1. Afleidende sneeuw
Elk goed kerstverhaal begint in de klas. De ogen van de hoofdpersoon, bij voorkeur tussen de 7 en 12 jaar oud, dwalen af naar buiten. En dat terwijl de juf vol passie vertelt over het naderende kinderkerstfeest. We vergeven het hem, omdat het sneeuwt.
2. Uitnodigende held
De hoofdpersoon knutselt met zijn/haar tong uit de mond aan de uitnodigingen voor het kinderkerstfeest. Er worden sterretjes toegevoegd en glitters gestrooid. Hier ontmoeten wij de held van het verhaal. De jonge held gaat vol goede moed op weg om de uitnodigingen uit te delen.
3. Weigerende antiheld
In een pakkend epos kan naast een held een antiheld niet ontbreken.
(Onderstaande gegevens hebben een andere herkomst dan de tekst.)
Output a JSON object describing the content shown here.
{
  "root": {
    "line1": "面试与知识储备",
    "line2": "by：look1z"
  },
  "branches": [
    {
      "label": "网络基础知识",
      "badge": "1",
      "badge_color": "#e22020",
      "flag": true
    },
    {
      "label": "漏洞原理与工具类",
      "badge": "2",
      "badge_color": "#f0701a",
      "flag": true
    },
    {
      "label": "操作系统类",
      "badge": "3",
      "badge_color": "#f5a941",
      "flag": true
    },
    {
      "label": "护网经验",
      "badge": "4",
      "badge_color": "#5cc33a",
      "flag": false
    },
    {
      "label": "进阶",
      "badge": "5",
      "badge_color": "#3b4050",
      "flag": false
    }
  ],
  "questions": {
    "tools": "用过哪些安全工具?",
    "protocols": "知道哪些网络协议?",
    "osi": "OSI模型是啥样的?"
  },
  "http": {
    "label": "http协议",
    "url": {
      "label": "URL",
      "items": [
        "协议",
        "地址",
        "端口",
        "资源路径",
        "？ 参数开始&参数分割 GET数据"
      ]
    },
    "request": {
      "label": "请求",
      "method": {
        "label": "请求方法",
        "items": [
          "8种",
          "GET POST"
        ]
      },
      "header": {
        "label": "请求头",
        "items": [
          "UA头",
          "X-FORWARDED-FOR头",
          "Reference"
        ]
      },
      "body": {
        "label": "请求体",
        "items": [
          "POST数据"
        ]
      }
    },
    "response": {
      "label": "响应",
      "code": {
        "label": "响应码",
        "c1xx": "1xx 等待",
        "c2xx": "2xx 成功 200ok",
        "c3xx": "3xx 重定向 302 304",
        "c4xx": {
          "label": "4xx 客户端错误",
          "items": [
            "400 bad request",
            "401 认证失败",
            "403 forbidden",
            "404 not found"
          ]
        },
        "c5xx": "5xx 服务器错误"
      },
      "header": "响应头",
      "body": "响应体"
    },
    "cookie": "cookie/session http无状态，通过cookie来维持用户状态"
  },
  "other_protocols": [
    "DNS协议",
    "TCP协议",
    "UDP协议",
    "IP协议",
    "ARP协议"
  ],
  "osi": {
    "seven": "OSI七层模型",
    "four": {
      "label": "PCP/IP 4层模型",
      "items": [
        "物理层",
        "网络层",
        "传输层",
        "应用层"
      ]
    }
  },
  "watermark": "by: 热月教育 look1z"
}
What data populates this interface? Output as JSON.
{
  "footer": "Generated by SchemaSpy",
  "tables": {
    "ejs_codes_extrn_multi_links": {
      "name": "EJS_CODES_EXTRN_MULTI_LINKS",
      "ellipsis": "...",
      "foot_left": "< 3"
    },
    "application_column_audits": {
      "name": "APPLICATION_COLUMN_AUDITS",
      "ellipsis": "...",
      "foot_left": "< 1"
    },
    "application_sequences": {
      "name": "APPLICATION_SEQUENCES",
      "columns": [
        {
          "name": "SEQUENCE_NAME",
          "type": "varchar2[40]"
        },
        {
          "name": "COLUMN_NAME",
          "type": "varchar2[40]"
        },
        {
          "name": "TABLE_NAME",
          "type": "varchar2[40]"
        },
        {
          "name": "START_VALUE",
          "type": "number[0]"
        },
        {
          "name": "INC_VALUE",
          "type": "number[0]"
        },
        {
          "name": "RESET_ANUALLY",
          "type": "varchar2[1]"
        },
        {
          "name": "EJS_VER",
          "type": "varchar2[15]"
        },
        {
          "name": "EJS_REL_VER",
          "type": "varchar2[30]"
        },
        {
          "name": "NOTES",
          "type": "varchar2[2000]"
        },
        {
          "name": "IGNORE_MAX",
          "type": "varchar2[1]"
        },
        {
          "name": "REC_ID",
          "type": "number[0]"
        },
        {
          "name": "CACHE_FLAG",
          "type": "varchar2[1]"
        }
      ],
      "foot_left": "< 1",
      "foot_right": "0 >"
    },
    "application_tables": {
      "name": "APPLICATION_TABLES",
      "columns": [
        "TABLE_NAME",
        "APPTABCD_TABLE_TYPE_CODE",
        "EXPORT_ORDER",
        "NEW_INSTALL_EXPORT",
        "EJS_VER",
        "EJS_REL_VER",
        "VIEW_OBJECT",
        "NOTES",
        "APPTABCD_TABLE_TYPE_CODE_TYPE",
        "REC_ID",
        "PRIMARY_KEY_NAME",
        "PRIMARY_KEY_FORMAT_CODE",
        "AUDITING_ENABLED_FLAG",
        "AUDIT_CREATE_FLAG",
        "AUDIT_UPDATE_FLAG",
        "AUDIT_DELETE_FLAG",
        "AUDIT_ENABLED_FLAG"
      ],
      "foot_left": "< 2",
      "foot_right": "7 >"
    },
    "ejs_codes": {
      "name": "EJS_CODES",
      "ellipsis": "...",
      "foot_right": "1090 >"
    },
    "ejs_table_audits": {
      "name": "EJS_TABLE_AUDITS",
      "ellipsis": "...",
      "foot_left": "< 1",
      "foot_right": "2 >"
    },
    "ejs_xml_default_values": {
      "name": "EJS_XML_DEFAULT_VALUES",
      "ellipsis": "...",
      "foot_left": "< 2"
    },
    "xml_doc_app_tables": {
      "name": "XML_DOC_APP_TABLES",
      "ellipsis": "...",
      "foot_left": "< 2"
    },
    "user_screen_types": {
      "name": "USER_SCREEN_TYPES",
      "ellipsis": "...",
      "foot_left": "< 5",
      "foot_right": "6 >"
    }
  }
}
De antiheld is bijvoorbeeld een gothic tiener met een slotjesbeugel, genaamd Mitchell, Denise of Bradley, die de jonge held met uitnodigingen en al hoonlachend aan het struikelen brengt. De antiheld kan ook een atheïstische buurman of buurvrouw zijn. Als de jonge held stralend bij zijn buren aanbelt en de glinsterende enveloppen hoopvol aanreikt, wordt de deur hard in zijn kinderlijke gezichtje dichtgesmeten.
4. Verrassende wending
De held is verdrietig. Toch weet zijn moeder, terwijl ze sereen zingend zijn kapotte knieën schoonmaakt, hem ervan te overtuigen om naar het kinderkerstfeest te gaan. Maar wat ziet hij nu? Denise is er! Haar zwarte eyeliner en puntige spikes bleken een groot hart te verhullen. En ook de buurman kon ondanks zijn aanvankelijke afkeer de dringende nodiging in de verscheurde envelop niet negeren. Hoewel Denise en de buurman er anders uitzien dan de andere aanwezigen, worden ze toch warm welkom geheten. De stugge goth en de hardnekkige atheïst worden in de ziel getroffen door de kinderstemmetjes op het kinderkerstfeest. Wat een zegen!
5. Origineel slot
De held en de antiheld(en) zitten vredig samen in de met tekeningen versierde kerkbanken. Maar hoe gaat u nu een passend einde aan uw kerstverhaal breien? Simpel! U kijkt glimlachend de kerkzaal in en zegt: “… en toen was het pas echt kerstfeest.” Hierna kunt u gelijk doorlopen naar de chocolademelk.